There I am on instagram with Angela. I really enjoyed this chance to learn more about fmq designs and Angela is a wonderful teacher.

Victoria Findlay Wolfe - in class, Sewdown Nashville

On Sunday afternoon, I got to Play with the fantastic Victoria Findlay Wolfe. Victoria taught us many techniques, and encouraged us to be creative with fabric and design.

Victoria and Rene - Sewdown Nashville

There is Victoria with Rene.

Carolyn Friedlander, Anna Maria Horner, Victoria Findlay Wolfe - Sewdown Nashville

Janome, together with a local Janome dealer, sponsored the weekend and provided two models of sewing machines for everyone who wanted to use one in all the classes. There were two Janome trainers present the entire weekend who were fantastic and fun too. Several folks bought a machine, and at the end of the weekend, there was a flurry of machine autographing.

Victoria Findlay Wolfe, Anna Maria Horner, Rene - Sewdown Nashville

Of course, quilters and designers had all the sharpie colours out.

Anna Maria Horner, Elizabeth Dackson - Sewdown Nashville

One of a kind sewing machines were created.

Elizabeth Dackson and Heather Grant - Sewdown Nashville

There is Elizabeth Dackson and Heather Grant. Elizabeth, Heather and Jen were the Modern Quilt Guild hosts of the weekend. I cannot say enough things about these women. They are dedicated, funny, helpful, interesting and inspiring. And they all worked hard, every minute of the retreat, so that everything went well all of the time.

Jen Carlton-Bailley - Sewdown Nashville

Jen signing Rene's machine. (And no, I did not buy one, I already have a Janome Horizon which I use every day.)

Shelby, Carolyn, Rene, Victoria, me, Beata - Sewdown Nashville

This is the group I spent the most time with. Shelby, Carolyn (Carolyn was my sewing partner, I would love to sew next to her anytime), Rene, Victoria, me, and Beata. I really had the best time getting to know these lovely women.

So, yes, I had a wonderful time. It was a lot for one weekend, and like most folks coming home from a retreat, I felt overwhelmed for a few days. I would totally go again - the smaller but not tiny retreats work really nicely for me, with lots to learn and many but not too many people to meet and get to know.

Thank you to Jen, Heather and Elizabeth and the Modern Quilt Guild. Thank you to Janome and Soak and the sponsors who filled the goody bags.

And thank you to Nashville, everyone was so friendly.

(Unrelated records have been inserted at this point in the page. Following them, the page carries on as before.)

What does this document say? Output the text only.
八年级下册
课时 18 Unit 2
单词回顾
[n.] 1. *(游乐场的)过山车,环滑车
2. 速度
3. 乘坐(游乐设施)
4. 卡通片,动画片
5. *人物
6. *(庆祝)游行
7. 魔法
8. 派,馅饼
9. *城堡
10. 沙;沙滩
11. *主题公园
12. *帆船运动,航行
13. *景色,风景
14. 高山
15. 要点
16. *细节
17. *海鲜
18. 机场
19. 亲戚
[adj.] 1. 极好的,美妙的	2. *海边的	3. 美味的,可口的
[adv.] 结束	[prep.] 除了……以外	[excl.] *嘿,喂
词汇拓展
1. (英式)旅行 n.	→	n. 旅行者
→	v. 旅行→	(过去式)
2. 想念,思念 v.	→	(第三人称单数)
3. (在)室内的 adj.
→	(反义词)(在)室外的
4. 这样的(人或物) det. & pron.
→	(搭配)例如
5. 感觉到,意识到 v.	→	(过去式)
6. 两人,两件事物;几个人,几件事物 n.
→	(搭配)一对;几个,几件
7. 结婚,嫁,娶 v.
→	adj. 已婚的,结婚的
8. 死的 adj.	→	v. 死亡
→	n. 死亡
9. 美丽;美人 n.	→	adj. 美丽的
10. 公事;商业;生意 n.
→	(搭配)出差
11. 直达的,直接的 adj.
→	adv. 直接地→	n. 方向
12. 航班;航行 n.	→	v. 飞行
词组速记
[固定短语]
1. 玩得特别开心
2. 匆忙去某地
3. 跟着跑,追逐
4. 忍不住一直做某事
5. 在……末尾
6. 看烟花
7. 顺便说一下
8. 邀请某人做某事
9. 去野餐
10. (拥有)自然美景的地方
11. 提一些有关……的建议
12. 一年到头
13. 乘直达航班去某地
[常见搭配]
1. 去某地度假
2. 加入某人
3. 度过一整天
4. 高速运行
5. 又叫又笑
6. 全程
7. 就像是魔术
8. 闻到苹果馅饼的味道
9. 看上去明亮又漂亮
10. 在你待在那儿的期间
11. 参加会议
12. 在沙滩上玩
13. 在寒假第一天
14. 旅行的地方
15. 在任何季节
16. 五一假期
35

I hope you are having a lovely Easter weekend, I am sewing and tidying and today I have to work a bit, because tomorrow I am off to Vancouver. When I am not working in my real job, I get to hang with my friend Krista (Poppyprint) again who is taking me to two different quilt guild meetings with her. I am so looking forward to that, I have not seen her since the Fat Quarterly Retreat in London last summer.